O.J. Oleka, a witness from the State Financial Officers Foundation, suggested an “instant verification system” that would cross-check applicants’ income, residency, and citizenship status before payments are issued. However, experts said this would not be feasible, at least for Medicaid, given the current distribution of those funds.
“It’s completely infeasible to implement,” Andy Schneider, a Georgetown professor who has written extensively on Medicaid policy, said in an interview. “The data systems are not in place, and the effect of a rule like that would be to disenfranchise millions of Americans from access to health insurance coverage.”
The bill would add the responsibility of negotiating data-sharing agreements with states to the Treasury Secretary’s role. However, this raised concerns about privacy, especially in the current political climate.
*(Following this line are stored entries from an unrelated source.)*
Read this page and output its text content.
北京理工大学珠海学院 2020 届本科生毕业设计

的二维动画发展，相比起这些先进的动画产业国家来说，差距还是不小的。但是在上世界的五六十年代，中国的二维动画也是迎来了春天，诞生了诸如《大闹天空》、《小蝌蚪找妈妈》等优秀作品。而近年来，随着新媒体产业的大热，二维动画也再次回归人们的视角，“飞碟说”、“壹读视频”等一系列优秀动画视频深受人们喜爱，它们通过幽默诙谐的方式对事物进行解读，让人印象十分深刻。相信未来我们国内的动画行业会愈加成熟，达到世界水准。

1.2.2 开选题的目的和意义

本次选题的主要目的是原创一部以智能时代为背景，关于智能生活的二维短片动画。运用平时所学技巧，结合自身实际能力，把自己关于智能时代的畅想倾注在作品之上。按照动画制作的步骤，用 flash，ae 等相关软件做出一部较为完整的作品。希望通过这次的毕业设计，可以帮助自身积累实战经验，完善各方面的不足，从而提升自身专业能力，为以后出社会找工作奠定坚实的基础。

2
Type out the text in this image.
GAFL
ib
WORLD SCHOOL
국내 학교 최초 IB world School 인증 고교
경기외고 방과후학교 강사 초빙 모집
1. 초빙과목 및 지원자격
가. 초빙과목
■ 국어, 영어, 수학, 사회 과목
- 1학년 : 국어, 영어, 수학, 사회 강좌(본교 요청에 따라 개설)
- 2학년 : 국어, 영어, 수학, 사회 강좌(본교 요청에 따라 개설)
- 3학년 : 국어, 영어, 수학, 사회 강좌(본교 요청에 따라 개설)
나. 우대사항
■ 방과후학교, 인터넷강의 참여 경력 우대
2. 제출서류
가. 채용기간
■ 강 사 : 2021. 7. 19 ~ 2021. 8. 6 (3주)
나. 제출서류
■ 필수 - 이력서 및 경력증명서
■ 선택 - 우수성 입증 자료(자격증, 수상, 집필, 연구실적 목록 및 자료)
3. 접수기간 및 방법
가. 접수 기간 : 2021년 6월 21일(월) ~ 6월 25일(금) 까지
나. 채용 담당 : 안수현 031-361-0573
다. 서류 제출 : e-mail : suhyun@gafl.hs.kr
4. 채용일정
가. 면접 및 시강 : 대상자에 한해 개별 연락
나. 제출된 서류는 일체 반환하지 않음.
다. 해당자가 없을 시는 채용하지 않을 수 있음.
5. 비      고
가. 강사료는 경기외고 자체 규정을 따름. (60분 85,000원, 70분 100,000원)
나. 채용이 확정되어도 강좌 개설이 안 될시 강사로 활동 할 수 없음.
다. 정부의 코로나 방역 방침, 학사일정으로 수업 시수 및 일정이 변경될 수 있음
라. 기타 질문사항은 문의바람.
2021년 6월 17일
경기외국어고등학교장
“When it comes to providing information to the federal government, in an ideal world, you would want sharing of information to make systems flow better,” said Valerie Lacarte, a senior policy analyst at the Migration Policy Institute, in an interview.
Non-citizens do not qualify for many benefits, and those who do use benefits do so at lower rates than citizens. Unfortunately, she said, many immigrants fear that if they provide their personal information to states, the federal government will use that information for immigration enforcement.
“Because of the use of federal agencies basically using information from different agencies for the purposes of immigration enforcement, that is now putting a lot of states and local governments in an awkward position with their communities,” she said.
Naisha Roy is a graduate journalism student at Northwestern University reporting on the immigration beat on Capitol Hill.